The timing wasn’t great. Almost four months later, Twitter founder Jack Dorsey sent his first tweet. Then Facebook grew beyond its Ivy League origins to become available to anyone over 13. The surge in these platforms over the dozen years since has redefined what “publication” means.
Our defamation law hasn’t kept pace. If the law doesn’t reflect the way we live our lives, then we should look at changing it. Outdated laws are about as useful as a Myspace account.
We now tweet, post, Instagram and increasingly read our news online via social media or directly on news sites. The question of whether defamation law needs updating to reflect the tectonic shift wrought by technology almost answers itself.
Relatively straightforward defamation law concepts like “publication” and “reputation” have lost their simplicity in the internet era. Pinpointing the time at which a print newspaper is published is fairly easy.
That task is much harder for an online article, image, gif or video. They can be downloaded, re-posted on social media or picked up by a search engine, at millions of different times and by millions of different people.

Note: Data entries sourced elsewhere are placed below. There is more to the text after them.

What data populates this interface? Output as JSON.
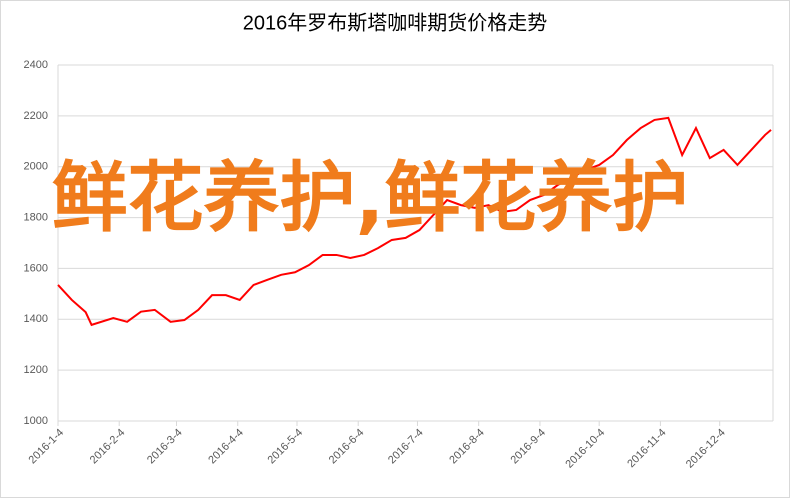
{
  "chart_data": {
    "type": "line",
    "title": "2016年罗布斯塔咖啡期货价格走势",
    "x": [
      "2016-1-4",
      "2016-1-11",
      "2016-1-18",
      "2016-1-21",
      "2016-2-1",
      "2016-2-8",
      "2016-2-15",
      "2016-2-22",
      "2016-3-1",
      "2016-3-8",
      "2016-3-15",
      "2016-3-22",
      "2016-3-29",
      "2016-4-5",
      "2016-4-12",
      "2016-4-19",
      "2016-4-26",
      "2016-5-3",
      "2016-5-10",
      "2016-5-17",
      "2016-5-24",
      "2016-5-31",
      "2016-6-7",
      "2016-6-14",
      "2016-6-21",
      "2016-6-28",
      "2016-7-5",
      "2016-7-12",
      "2016-7-19",
      "2016-7-26",
      "2016-8-2",
      "2016-8-9",
      "2016-8-16",
      "2016-8-23",
      "2016-8-30",
      "2016-9-6",
      "2016-9-13",
      "2016-9-20",
      "2016-9-27",
      "2016-10-4",
      "2016-10-11",
      "2016-10-18",
      "2016-10-25",
      "2016-11-1",
      "2016-11-8",
      "2016-11-15",
      "2016-11-22",
      "2016-11-29",
      "2016-12-6",
      "2016-12-13",
      "2016-12-20",
      "2016-12-27",
      "2016-12-30"
    ],
    "series": [
      {
        "color": "#ff0000",
        "values": [
          1535,
          1476,
          1428,
          1378,
          1405,
          1390,
          1430,
          1437,
          1390,
          1397,
          1437,
          1495,
          1495,
          1476,
          1535,
          1555,
          1575,
          1585,
          1613,
          1653,
          1653,
          1641,
          1653,
          1680,
          1712,
          1720,
          1751,
          1810,
          1869,
          1849,
          1838,
          1849,
          1822,
          1830,
          1869,
          1889,
          1928,
          1956,
          1987,
          2007,
          2046,
          2105,
          2152,
          2184,
          2192,
          2046,
          2152,
          2034,
          2066,
          2007,
          2066,
          2125,
          2145
        ]
      }
    ],
    "xlim": [
      "2016-1-4",
      "2016-12-31"
    ],
    "xticks": [
      "2016-1-4",
      "2016-2-4",
      "2016-3-4",
      "2016-4-4",
      "2016-5-4",
      "2016-6-4",
      "2016-7-4",
      "2016-8-4",
      "2016-9-4",
      "2016-10-4",
      "2016-11-4",
      "2016-12-4"
    ],
    "ylim": [
      1000,
      2400
    ],
    "yticks": [
      1000,
      1200,
      1400,
      1600,
      1800,
      2000,
      2200,
      2400
    ],
    "grid": true
  },
  "watermark": "鲜花养护,鲜花养护"
}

The NSW government’s Statutory Review of the Defamation Act 2005 identifies areas that could benefit from updating. We also know that platforms, transmitting statements to all corners of the globe, can create defamation cases between parties from different jurisdictions with different laws.

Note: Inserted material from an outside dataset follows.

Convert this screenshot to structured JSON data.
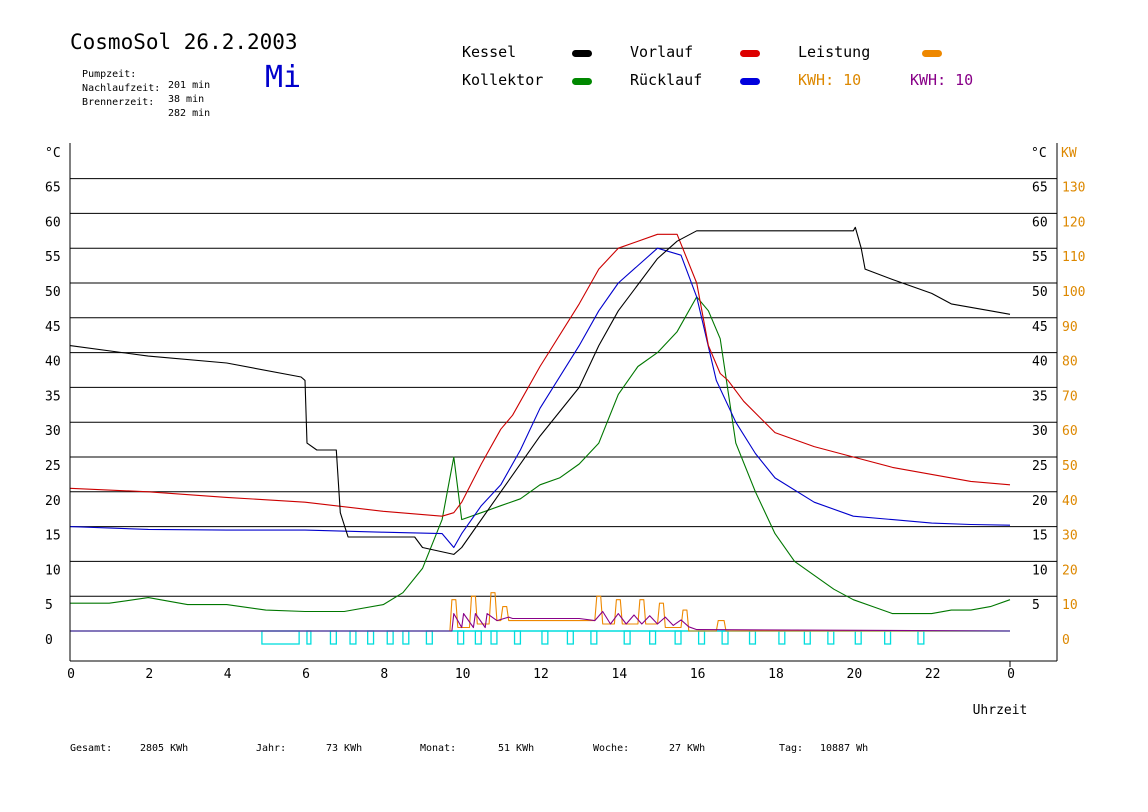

Given NSW defamation law is almost wholly based on Model Defamation Provisions in force in multiple Australian jurisdictions, NSW believes any reform should happen at a national level.
The release of the NSW government’s review in June came just in time for a meeting of the Council of Attorneys General (CAG) in Perth. At that meeting, I proposed – and CAG agreed – to reconvene the Defamation Working Group. Led by NSW, the group will consider our review’s findings and recommendations for CAG’s consideration and endorsement.
One recommendation in particular has attracted attention and controversy. The attention is welcome; the controversy is, for reasons I’ll make clear, unwarranted.
Recommendation 2 of the review has been characterised in recent coverage as contemplating the restoration of a corporation’s right to sue for defamation. Section 9 of the NSW Act restricts an action in defamation by a corporation to non-profit corporations or those employing fewer than 10 people.
Early reporting on the review warned of NSW’s “controversial proposal to give large corporations the right to sue”. This conclusion took considerable creative licence.
Strong investigative reporting on corporate wrongdoing is core business for Australian journalism, exposing nationally notorious instances of unconscionable business behaviour.
Examples include wholesale underpayment of 7-Eleven employees and the fleecing of retail bank customers. Without this reporting, these unethical business practices might never have seen the light of day.
I’m not suggesting that this part of the law should be changed. In fact, NSW’s review expressly concluded that “the balance struck [between competing arguments as to the present provision] continues to be appropriate”.
While the review recommends that the Defamation Working Party consider this issue, the recommendation simply reflects the uncontroversial proposition that issues of national significance are better resolved through national consultation undertaken at the national level.
The position being considered by the CAG Defamation Working Group for “endorsement” is that taken by the NSW review – that there ought to be no change.
The same goes for the fear that under new reforms, “a court could of its own motion deprive the parties of a jury”.
Juries inject community expectations into the veins of a process that could occasionally do with a transfusion. The jury’s role should not be taken lightly.
And the NSW review understands this. It acknowledges that the issue of juries is contentious, raises competing arguments, recommends that the issue be considered on a national level and, importantly, does not advocate that the law be changed.
National consultation is the theme of NSW’s review. It is important to get the states and territories around the table for an in-depth look at defamation law in the digital age.